The project is conducted in collaboration with the Netherlands Consulate-General in Istanbul and will work together with heritage authorities and organizations.
The project will focus on Istanbul’s rich water-related heritage, which includes everything from aqueducts, cisterns and water distribution points to sacred springs, hammams and fountains, and that cross-cuts historical periods, ethnic communities and urban-nature boundaries. In an initial pilot project conducted in late 2020 and early 2021, the newly formed network takes the Valens aqueduct bridge as its focus. This is a major 971 m-long landmark in the old city that dominates the skyline between the third and fourth hills of historical Constantinople. It was originally built in the fourth century AD and functioned, with interruptions, during the Byzantine and Ottoman periods.

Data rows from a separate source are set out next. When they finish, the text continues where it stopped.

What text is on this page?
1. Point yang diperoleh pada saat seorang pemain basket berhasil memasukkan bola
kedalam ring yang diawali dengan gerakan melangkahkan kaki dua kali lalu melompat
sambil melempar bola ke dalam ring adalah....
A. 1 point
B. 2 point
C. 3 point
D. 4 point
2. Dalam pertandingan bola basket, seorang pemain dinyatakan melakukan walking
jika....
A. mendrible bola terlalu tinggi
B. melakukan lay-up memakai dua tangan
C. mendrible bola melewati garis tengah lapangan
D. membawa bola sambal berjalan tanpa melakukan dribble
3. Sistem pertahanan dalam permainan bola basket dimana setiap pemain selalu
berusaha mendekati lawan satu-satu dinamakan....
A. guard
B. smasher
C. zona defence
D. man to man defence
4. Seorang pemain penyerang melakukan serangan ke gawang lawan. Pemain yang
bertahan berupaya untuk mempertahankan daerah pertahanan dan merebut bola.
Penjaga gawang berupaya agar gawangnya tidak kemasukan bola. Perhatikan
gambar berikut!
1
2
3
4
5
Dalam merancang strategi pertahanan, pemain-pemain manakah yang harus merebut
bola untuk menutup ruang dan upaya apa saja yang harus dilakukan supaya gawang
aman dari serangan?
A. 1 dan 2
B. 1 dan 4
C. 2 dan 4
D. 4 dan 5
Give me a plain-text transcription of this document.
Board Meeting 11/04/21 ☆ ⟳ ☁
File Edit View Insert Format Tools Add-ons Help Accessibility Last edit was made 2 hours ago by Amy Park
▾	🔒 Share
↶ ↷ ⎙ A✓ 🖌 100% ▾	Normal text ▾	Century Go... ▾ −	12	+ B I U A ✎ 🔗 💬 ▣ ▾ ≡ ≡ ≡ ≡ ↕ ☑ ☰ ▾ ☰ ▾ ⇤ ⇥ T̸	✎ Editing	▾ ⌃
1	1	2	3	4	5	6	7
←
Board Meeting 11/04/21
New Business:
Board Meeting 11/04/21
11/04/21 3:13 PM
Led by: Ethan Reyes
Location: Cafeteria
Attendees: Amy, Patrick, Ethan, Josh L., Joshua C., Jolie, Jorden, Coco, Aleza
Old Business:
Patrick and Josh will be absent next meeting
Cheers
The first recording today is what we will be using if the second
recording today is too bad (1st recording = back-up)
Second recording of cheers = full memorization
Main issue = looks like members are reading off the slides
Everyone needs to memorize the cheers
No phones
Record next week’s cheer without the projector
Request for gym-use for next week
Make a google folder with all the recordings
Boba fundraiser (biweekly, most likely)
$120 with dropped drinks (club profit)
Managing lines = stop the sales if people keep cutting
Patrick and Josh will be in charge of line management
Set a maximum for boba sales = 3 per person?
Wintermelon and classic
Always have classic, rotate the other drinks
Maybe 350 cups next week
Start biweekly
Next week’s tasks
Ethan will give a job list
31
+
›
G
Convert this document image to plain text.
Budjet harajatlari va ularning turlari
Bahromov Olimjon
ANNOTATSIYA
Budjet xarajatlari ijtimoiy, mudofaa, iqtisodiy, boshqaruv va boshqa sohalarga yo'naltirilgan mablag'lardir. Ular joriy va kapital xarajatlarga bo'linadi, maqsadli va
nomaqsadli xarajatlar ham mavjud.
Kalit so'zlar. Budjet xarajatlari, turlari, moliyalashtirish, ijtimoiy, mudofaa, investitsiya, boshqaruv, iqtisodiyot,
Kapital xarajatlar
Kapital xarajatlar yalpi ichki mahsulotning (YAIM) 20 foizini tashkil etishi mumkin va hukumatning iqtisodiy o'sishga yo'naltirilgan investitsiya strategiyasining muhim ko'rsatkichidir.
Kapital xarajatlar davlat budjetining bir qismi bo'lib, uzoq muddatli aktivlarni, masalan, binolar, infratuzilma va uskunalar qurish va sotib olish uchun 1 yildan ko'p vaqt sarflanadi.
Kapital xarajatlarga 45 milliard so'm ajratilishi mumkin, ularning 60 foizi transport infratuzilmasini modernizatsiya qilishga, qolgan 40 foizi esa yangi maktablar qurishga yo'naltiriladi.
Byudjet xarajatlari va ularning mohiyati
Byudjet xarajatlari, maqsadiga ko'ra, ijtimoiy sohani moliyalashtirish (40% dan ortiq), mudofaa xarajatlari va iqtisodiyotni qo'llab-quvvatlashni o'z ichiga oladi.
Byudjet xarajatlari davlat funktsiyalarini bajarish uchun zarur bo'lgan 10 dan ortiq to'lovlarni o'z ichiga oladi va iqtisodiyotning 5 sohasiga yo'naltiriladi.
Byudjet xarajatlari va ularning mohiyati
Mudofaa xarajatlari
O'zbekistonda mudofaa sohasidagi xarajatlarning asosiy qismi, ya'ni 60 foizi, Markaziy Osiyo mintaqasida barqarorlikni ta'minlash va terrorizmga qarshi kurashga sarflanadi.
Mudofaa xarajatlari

Beyond the brief NWO-SDF project, a longer-term goal of this network is to stimulate the development of ICT-based tools and practices that help ensure that urban cultural heritage is integrated in sustainable and livable cities. Such tools and practices can include the development of virtual and augmented reality applications to show the multilayered history of buildings and places and their social uses over time, data mining of social media to study values attached by residents and tourists to different heritage sites, the engagement of urban communities in the documentation of sites, or the participation of residents in heritage-based planning and urban design challenges.